1. What is the Double Harmonic Approximation method?

The Double Harmonic Approximation method is a theoretical approach used to calculate infrared (IR) intensities in molecules. It assumes that the molecule's potential energy surface can be approximated as a parabola and that the vibrational motion of the molecule follows a harmonic oscillator model.

2. How does the Double Harmonic Approximation method work?

The Double Harmonic Approximation method uses the equations of motion for a harmonic oscillator to calculate the vibrational frequencies and normal modes of a molecule. It then uses these values to calculate the IR intensities of the molecule's vibrational transitions.

3. What are the limitations of the Double Harmonic Approximation method?

The Double Harmonic Approximation method assumes that the molecule's potential energy surface is parabolic, which is not always the case. This can lead to inaccuracies in the calculated IR intensities. It also does not take into account anharmonicity, which is the deviation of the molecule's vibrations from the harmonic oscillator model.

4. How accurate is the Double Harmonic Approximation method?

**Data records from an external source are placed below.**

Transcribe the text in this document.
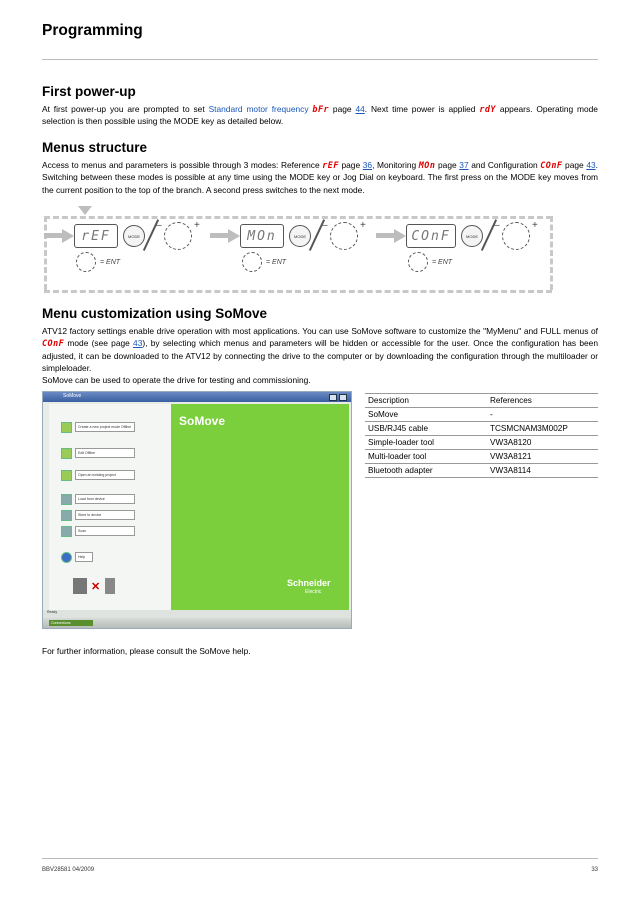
Programming
First power-up
At first power-up you are prompted to set Standard motor frequency bFr page 44. Next time power is applied rdY appears. Operating mode selection is then possible using the MODE key as detailed below.
Menus structure
Access to menus and parameters is possible through 3 modes: Reference rEF page 36, Monitoring MOn page 37 and Configuration COnF page 43. Switching between these modes is possible at any time using the MODE key or Jog Dial on keyboard. The first press on the MODE key moves from the current position to the top of the branch. A second press switches to the next mode.
rEF	MODE
–	+
= ENT
MOn	MODE
–	+
= ENT
COnF	MODE
–	+
= ENT
Menu customization using SoMove
ATV12 factory settings enable drive operation with most applications. You can use SoMove software to customize the "MyMenu" and FULL menus of COnF mode (see page 43), by selecting which menus and parameters will be hidden or accessible for the user. Once the configuration has been adjusted, it can be downloaded to the ATV12 by connecting the drive to the computer or by downloading the configuration through the multiloader or simpleloader.
SoMove can be used to operate the drive for testing and commissioning.
SoMove
SoMove
Schneider
Electric
Create a new project mode Offline
Edit Offline
Open an existing project
Load from device
Store to device
Scan
Help
✕
Ready
Connections
Description	References
SoMove	-
USB/RJ45 cable	TCSMCNAM3M002P
Simple-loader tool	VW3A8120
Multi-loader tool	VW3A8121
Bluetooth adapter	VW3A8114
For further information, please consult the SoMove help.
BBV28581 04/2009	33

The accuracy of the Double Harmonic Approximation method depends on the molecule and the level of theory used. In general, it provides good estimates for IR intensities in simple molecules but may not be as accurate for larger or more complex molecules.

5. What are the applications of the Double Harmonic Approximation method?

The Double Harmonic Approximation method is commonly used in computational chemistry to calculate IR spectra and aid in the interpretation of experimental IR spectra. It is also used in spectroscopic studies of molecules to determine their structures and properties.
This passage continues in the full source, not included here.